The court admitted “that [it] was a mistake … not to find there was a sufficient basis to find that informant reliable.”

¶6 Brown ultimately pled guilty to two counts of being a felon in possession of a firearm. The circuit court sentenced Brown to three years of initial confinement and three years of extended supervision on each count, to run concurrently. This appeal follows.

DISCUSSION ¶7 On appeal, Brown argues that the circuit court erred when it granted the State’s reconsideration motion and ultimately denied his motion to suppress. He reiterates that the affidavit supporting the search warrant lacked probable cause to search his residence. We disagree.

No. 2024AP1142-CR

¶8 In reviewing a challenge to a search warrant, we give deference to the decision to issue the warrant. State v. Sloan, 2007 WI App 146, ¶8, 303 Wis. 2d 438, 736 N.W.2d 189. Our review is limited to the record as it existed before the reviewing official at the time the warrant was issued. Id. The inquiry before us is whether the reviewing official “was ‘apprised of sufficient facts to excite an honest belief in a reasonable mind that the objects sought are linked with the commission of a crime, and that they will be found in the place to be searched.’” Id. (citation omitted). “We will uphold the decision to issue the warrant unless the facts in the supporting affidavit ‘were clearly insufficient to support a finding of probable cause.’ In reviewing a probable cause assessment, we examine the totality of the circumstances.” State v. Casarez, 2008 WI App 166, ¶10, 314 Wis. 2d 661, 762 N.W.2d 385 (citation omitted).

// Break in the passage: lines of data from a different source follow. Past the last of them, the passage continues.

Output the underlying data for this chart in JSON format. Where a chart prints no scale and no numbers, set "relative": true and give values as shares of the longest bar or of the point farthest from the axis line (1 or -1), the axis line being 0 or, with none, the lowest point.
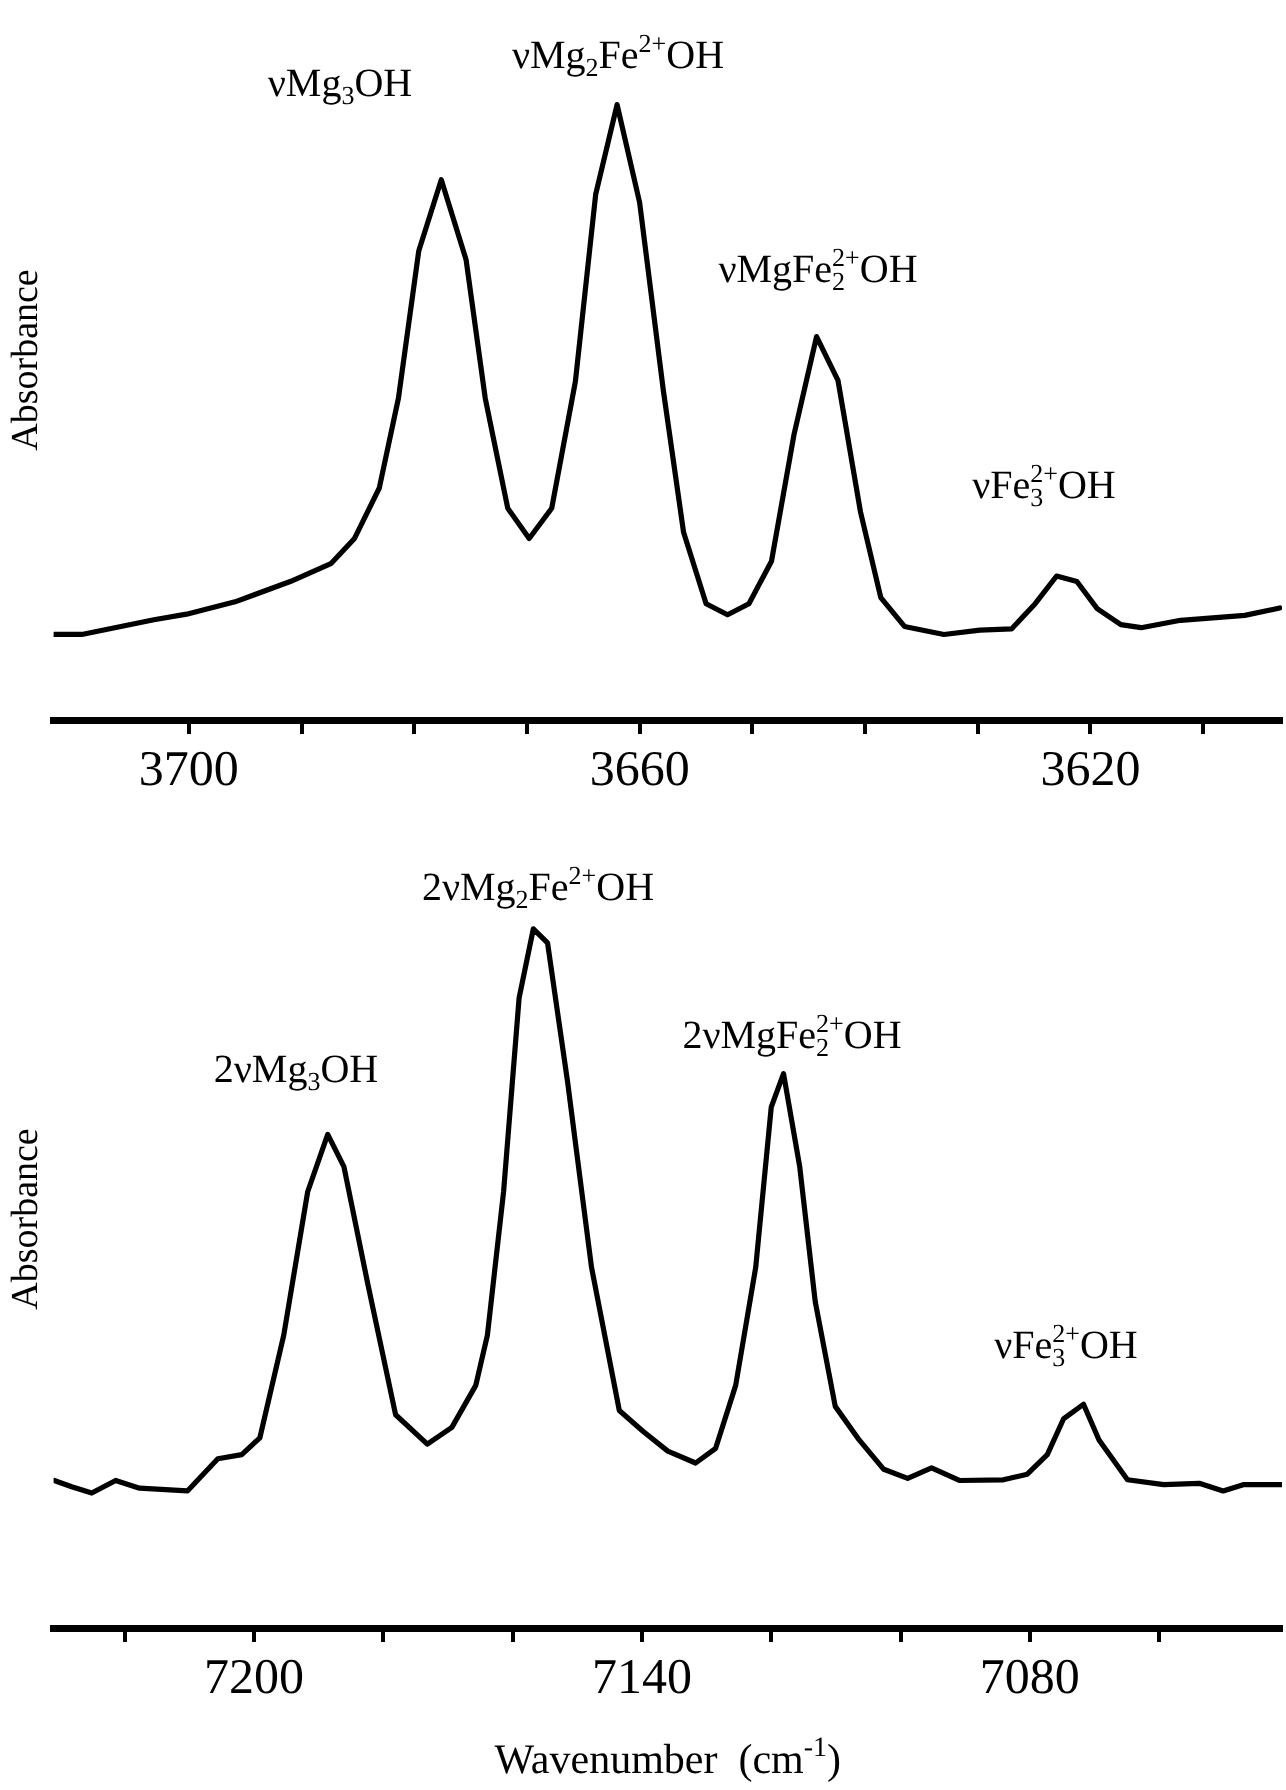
{
  "chart_data": [
    {
      "type": "line",
      "relative": true,
      "ylabel": "Absorbance",
      "color": "#000000",
      "tick_labels": "x",
      "xlim": [
        3712,
        3603
      ],
      "xticks": [
        {
          "value": 3690,
          "label": null
        },
        {
          "value": 3680,
          "label": null
        },
        {
          "value": 3670,
          "label": null
        },
        {
          "value": 3650,
          "label": null
        },
        {
          "value": 3640,
          "label": null
        },
        {
          "value": 3630,
          "label": null
        },
        {
          "value": 3610,
          "label": null
        },
        3700,
        3660,
        3620
      ],
      "x": [
        3712,
        3709.5,
        3703.1,
        3700.2,
        3695.9,
        3691.0,
        3687.4,
        3685.3,
        3683.1,
        3681.4,
        3679.6,
        3677.6,
        3675.4,
        3673.7,
        3671.7,
        3669.8,
        3667.8,
        3665.7,
        3663.9,
        3662.0,
        3660.0,
        3657.9,
        3656.1,
        3654.1,
        3652.2,
        3650.3,
        3648.3,
        3646.3,
        3644.3,
        3642.4,
        3640.4,
        3638.6,
        3636.5,
        3633.0,
        3629.8,
        3627.0,
        3624.9,
        3623.0,
        3621.2,
        3619.4,
        3617.3,
        3615.5,
        3612.0,
        3606.3,
        3603.2
      ],
      "values": [
        0.139,
        0.139,
        0.163,
        0.172,
        0.192,
        0.225,
        0.254,
        0.295,
        0.377,
        0.523,
        0.762,
        0.878,
        0.748,
        0.523,
        0.344,
        0.295,
        0.344,
        0.55,
        0.854,
        1.0,
        0.841,
        0.536,
        0.305,
        0.189,
        0.171,
        0.189,
        0.258,
        0.464,
        0.623,
        0.552,
        0.338,
        0.199,
        0.152,
        0.139,
        0.146,
        0.148,
        0.189,
        0.234,
        0.225,
        0.181,
        0.155,
        0.15,
        0.162,
        0.17,
        0.182
      ],
      "annotations": [
        "νMg$_{3}$OH",
        "νMg$_{2}$Fe$^{2+}$OH",
        "νMgFe$_{2}$$^{2+}$OH",
        "νFe$_{3}$$^{2+}$OH"
      ]
    },
    {
      "type": "line",
      "relative": true,
      "ylabel": "Absorbance",
      "xlabel": "Wavenumber  (cm$^{-1}$)",
      "color": "#000000",
      "tick_labels": "x",
      "xlim": [
        7231,
        7041
      ],
      "xticks": [
        {
          "value": 7220,
          "label": null
        },
        {
          "value": 7180,
          "label": null
        },
        {
          "value": 7160,
          "label": null
        },
        {
          "value": 7120,
          "label": null
        },
        {
          "value": 7100,
          "label": null
        },
        {
          "value": 7060,
          "label": null
        },
        7200,
        7140,
        7080
      ],
      "x": [
        7230.9,
        7228.2,
        7225.1,
        7221.4,
        7217.7,
        7210.3,
        7205.6,
        7201.9,
        7199.1,
        7195.4,
        7191.7,
        7188.6,
        7186.1,
        7182.4,
        7178.1,
        7173.2,
        7169.4,
        7165.7,
        7163.9,
        7161.4,
        7159.0,
        7156.8,
        7154.6,
        7151.5,
        7147.8,
        7143.5,
        7139.8,
        7136.0,
        7131.7,
        7128.6,
        7125.5,
        7122.4,
        7120.0,
        7118.1,
        7115.6,
        7113.2,
        7110.1,
        7106.4,
        7102.6,
        7098.9,
        7095.2,
        7090.9,
        7084.1,
        7080.4,
        7077.3,
        7074.8,
        7071.7,
        7069.3,
        7064.9,
        7059.3,
        7053.8,
        7050.1,
        7047.0,
        7041.0
      ],
      "values": [
        0.211,
        0.202,
        0.193,
        0.211,
        0.2,
        0.196,
        0.242,
        0.248,
        0.272,
        0.419,
        0.624,
        0.706,
        0.66,
        0.492,
        0.305,
        0.263,
        0.287,
        0.347,
        0.419,
        0.624,
        0.901,
        1.0,
        0.98,
        0.781,
        0.516,
        0.311,
        0.281,
        0.253,
        0.236,
        0.257,
        0.347,
        0.516,
        0.745,
        0.793,
        0.66,
        0.467,
        0.317,
        0.269,
        0.227,
        0.214,
        0.229,
        0.211,
        0.212,
        0.22,
        0.248,
        0.299,
        0.32,
        0.269,
        0.212,
        0.205,
        0.207,
        0.196,
        0.205,
        0.205
      ],
      "annotations": [
        "2νMg$_{3}$OH",
        "2νMg$_{2}$Fe$^{2+}$OH",
        "2νMgFe$_{2}$$^{2+}$OH",
        "νFe$_{3}$$^{2+}$OH"
      ]
    }
  ]
}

¶9 In examining whether probable cause existed, this court first considers the “veracity” and “basis of knowledge” of persons supplying the hearsay information. Illinois v. Gates, 462 U.S. 213, 238 (1983). Here, these concerns are satisfied. The affidavit in support of the warrant stated that the confidential informant had provided the attesting officer with truthful and accurate information in the past. The informant’s knowledge was also based on first-hand observations and personal knowledge about Brown. Specifically, the affidavit established that the informant previously conducted four controlled buys, leading to the arrest of multiple individuals and the seizure of drugs and illegal firearms. The affidavit also asserted that the informant had a good “track record,” was personally familiar with Brown, and recognized Brown’s residence. The affidavit also stated that the informant personally observed Brown conduct three crack cocaine transactions at Brown’s residence over a 14-day period. In short, the affidavit established the informant’s reliability. Based on the information provided in the affidavit, the judge

No. 2024AP1142-CR

who issued the warrant could reasonably infer that Brown was engaged in criminal activity.

¶10 Because we conclude that the search warrant at issue did not lack probable cause, we need not reach the question of whether the good-faith exception to the exclusionary rule applies in this case. See State v. Blalock, 150 Wis. 2d 688, 703, 442 N.W.2d 514 (Ct. App. 1989) (stating that “cases should be decided on the narrowest possible ground”).

By the Court.—Judgment affirmed.

This opinion will not be published. See WIS. STAT. RULE 809.23(1)(b)5.